I put on the dress that someone set out for me without really looking at it, thankful that I didn’t have to make any decisions for myself. Mom left for the funeral home early with Grandma Nora, so Bronwyn drove my brother and me over in her mother’s minivan. Aaron was dressed in one of our dad’s suits and kept fingering the knot of his tie, trying to loosen it enough for comfort, but not so much that our mother would freak out on him.

I’d been in Grandview Funeral Home a few years earlier, when my Grandpa Bill passed away, so I thought I knew what to expect. I learned really quickly that an elderly man’s funeral, even one who was respected and loved like my Grandpa, couldn’t compare with that of a popular sixteen-year-old cheerleader. Parked cars lined the avenue on both sides of the street for three blocks. It seemed as if everyone in Dubuque was here.

“I better drop you guys off at the door,” Bronwyn said. “It’s gonna take me forever to find a parking place, and I don’t want you to be late.” She turned into the lot and pulled up in the fire lane to let us out.

“Thanks,” Aaron muttered before hopping out of the back.

My posterior felt glued to the passenger seat.

Aaron didn’t notice I wasn’t behind him until he turned to hold the funeral home door open for me. His already grim face fell a little further, and he returned to retrieve me from the vehicle.

“Come on, Cady,” he said, opening the passenger door and unhooking my seatbelt for me. “It sucks, but we have to do this. If it’s too awful, I’ll find a way to take you home early, okay?”

“Okay,” I replied, my voice dry and crackled. With a hand on his shoulder to steady myself, I slid out of the seat. Leaning on my brother seemed to magnify my sorrow, and I struggled with the heaviness in my chest. It was just the two of us now. The odd feeling vanished as Aaron, seeing that I was steady on my feet, started walking ahead of me toward the building. I flashed a weak wave to Bronwyn as she pulled away from the curb.

Several people, mostly students from school, stared at us as we made our way inside the building. The pity in their eyes felt strong enough to touch, making me long for the safety of my bed.

Aaron took a deep breath and let it out with a whoosh. “Alright, let’s get this over with.”

Aunt Tina, our dad’s younger sister who drove in from Chicago, met us right inside the door.

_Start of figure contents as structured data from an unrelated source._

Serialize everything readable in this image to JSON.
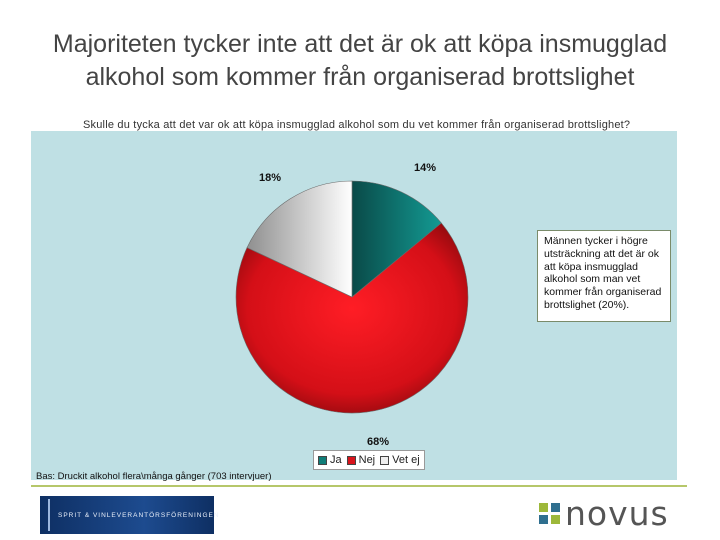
{
  "title": {
    "line1": "Majoriteten tycker inte att det är ok att köpa insmugglad",
    "line2": "alkohol som kommer från organiserad brottslighet"
  },
  "question": "Skulle du tycka att det var ok att köpa insmugglad alkohol som du vet kommer från organiserad brottslighet?",
  "note": "Männen tycker i högre utsträckning att det är ok att köpa insmugglad alkohol som man vet kommer från organiserad brottslighet (20%).",
  "base": "Bas: Druckit alkohol flera\\många gånger (703 intervjuer)",
  "logos": {
    "spirit": "SPRIT & VINLEVERANTÖRSFÖRENINGEN",
    "novus": "novus"
  },
  "chart_data": {
    "type": "pie",
    "title": "Skulle du tycka att det var ok att köpa insmugglad alkohol som du vet kommer från organiserad brottslighet?",
    "slices": [
      {
        "name": "Ja",
        "value": 14,
        "label": "14%",
        "color": "#0f7d78"
      },
      {
        "name": "Nej",
        "value": 68,
        "label": "68%",
        "color": "#d9141c"
      },
      {
        "name": "Vet ej",
        "value": 18,
        "label": "18%",
        "color": "#d6d6d6"
      }
    ],
    "legend_position": "bottom"
  }
}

“There you are!” she exclaimed, drawing us both into a tight hug, her bleach blond extensions tickling my nose. “The family seating is in the reserved rows up front. They just started the receiving line.”

Aunt Tina crushed my hand in hers and dragged me through the crowd. Aaron followed behind us. My emotions were all over the map, making me feel like a computer getting ready to short circuit. I’d taken half of a Valium before leaving the house. Not enough to make me sleepy, but just enough to separate my mind from my body with a thick layer of numbness. I could sense tension and sorrow vibrating through me, but at the same time, it was like it was happening to someone else. Even with the medication, the pressure of the crowd triggered claustrophobia, making my chest heave and my palms dampen. Between that and the mass of people making the air thick and stuffy, my stomach tumbled with nausea.

I was halfway up the aisle before I spotted the white wooden casket, the door hinged open to show the lavender-tinted satin interior. I snapped my gaze away before I could see her. After our Grandpa’s funeral, Lony and I both agreed that viewing the dead was creepy, and we wanted to be cremated. I tried to tell my mother this when she was driving me home from the hospital, but she’d kept her eyes on the road like she was all alone in the car. I probably should’ve let Grandma Nora know, since she was the one making most of the arrangements. Once I’d woken up and Mom didn’t have to worry about me, she had to face Lony’s death, and she slipped into a strange kind of depression, pretty much making her useless for anything other than staying in bed all day.